[A Ride to India across Persia and Baluchistan by Harry De Windt]@TWC D-Link bookA Ride to India across Persia and Baluchistan CHAPTER II 18/34
The latter was soon found--a flat-roofed mud hut about thirty feet square, devoid of chimney or furniture of any kind.
The floor, cracked in several places, was crawling with vermin, and the walls undermined with rat-holes; but in Persia one must not be particular.
Leaving our baggage in the care of one "Hassan," a bright-eyed, intelligent-looking lad, and instructing him to prepare a meal, we made for the bazaar, a hundred yards away, through a morass, knee deep in mud and abomination of all kinds, to procure food. A row of thirty or forty mud huts composed the "bazaar," where, having succeeded in purchasing tea, bread, eggs, and caviar, we turned our attention to horseflesh. An old Jew having previously agreed to convert, at exorbitant interest, our rouble notes into "sheis" and kerans, negotiations for horses were then opened by Gerome, and, as the _patois_ spoken in Astara is a mixture of Turkish and Persian, with a little Tartar thrown in, his task was no easy one, especially as every one spoke at once and at the top of their voices.

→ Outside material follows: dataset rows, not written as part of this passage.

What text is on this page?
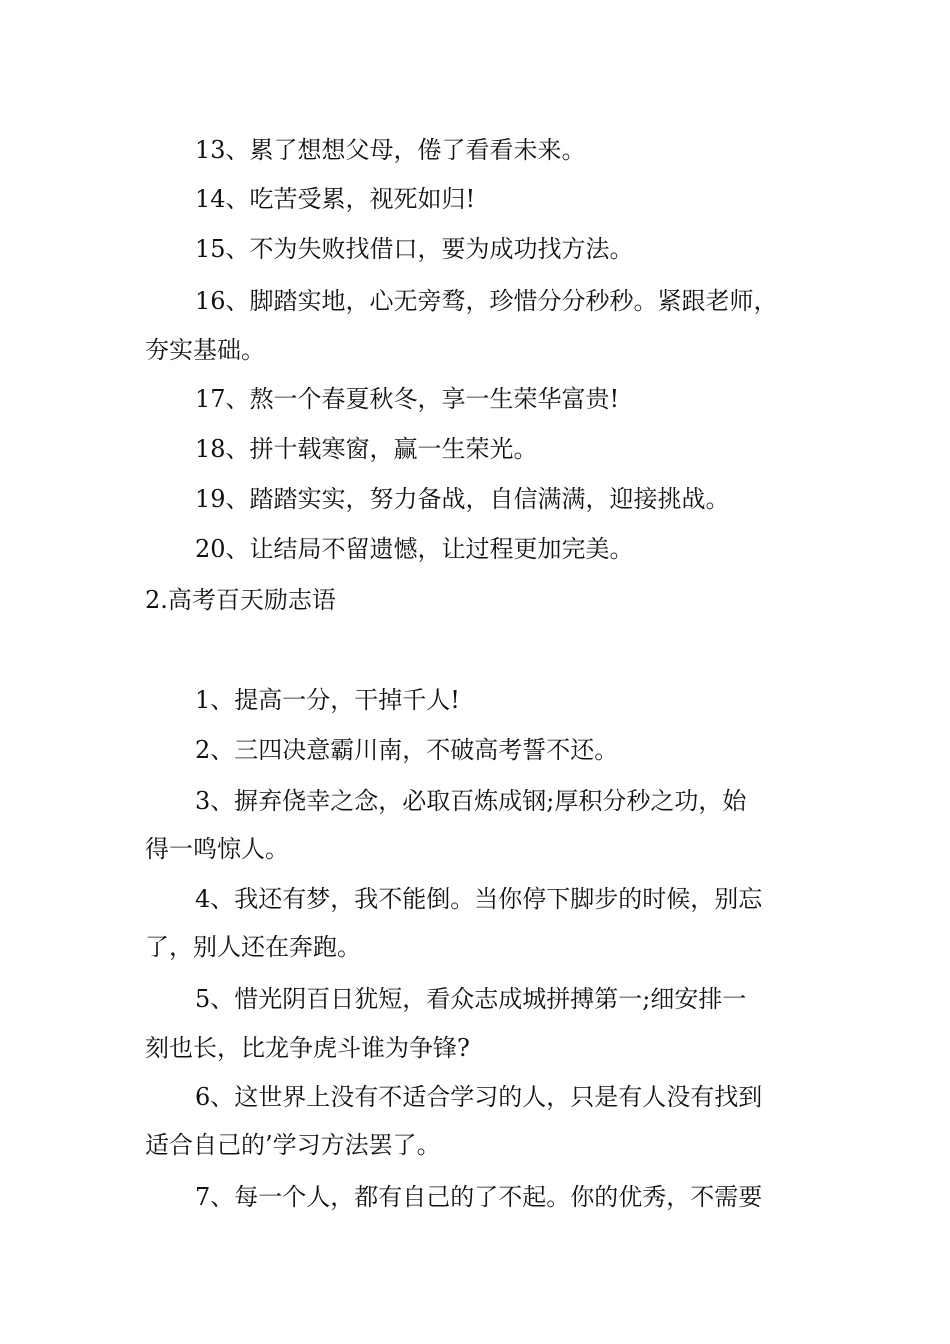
13、累了想想父母，倦了看看未来。
14、吃苦受累，视死如归!
15、不为失败找借口，要为成功找方法。
16、脚踏实地，心无旁骛，珍惜分分秒秒。紧跟老师，
夯实基础。
17、熬一个春夏秋冬，享一生荣华富贵!
18、拼十载寒窗，赢一生荣光。
19、踏踏实实，努力备战，自信满满，迎接挑战。
20、让结局不留遗憾，让过程更加完美。
2.高考百天励志语
1、提高一分，干掉千人!
2、三四决意霸川南，不破高考誓不还。
3、摒弃侥幸之念，必取百炼成钢;厚积分秒之功，始
得一鸣惊人。
4、我还有梦，我不能倒。当你停下脚步的时候，别忘
了，别人还在奔跑。
5、惜光阴百日犹短，看众志成城拼搏第一;细安排一
刻也长，比龙争虎斗谁为争锋?
6、这世界上没有不适合学习的人，只是有人没有找到
适合自己的’学习方法罢了。
7、每一个人，都有自己的了不起。你的优秀，不需要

We discovered at last that but few of the villagers owned a horse, and those who did were very unwilling to let the animal for such an uncertain journey.
"Who is going to guarantee that the 'Farangis' will not steal it ?" asked one ragged, wild-looking fellow in sheepskins and a huge lamb's-wool cap. "Or get it stolen from them ?" added another, with a grin.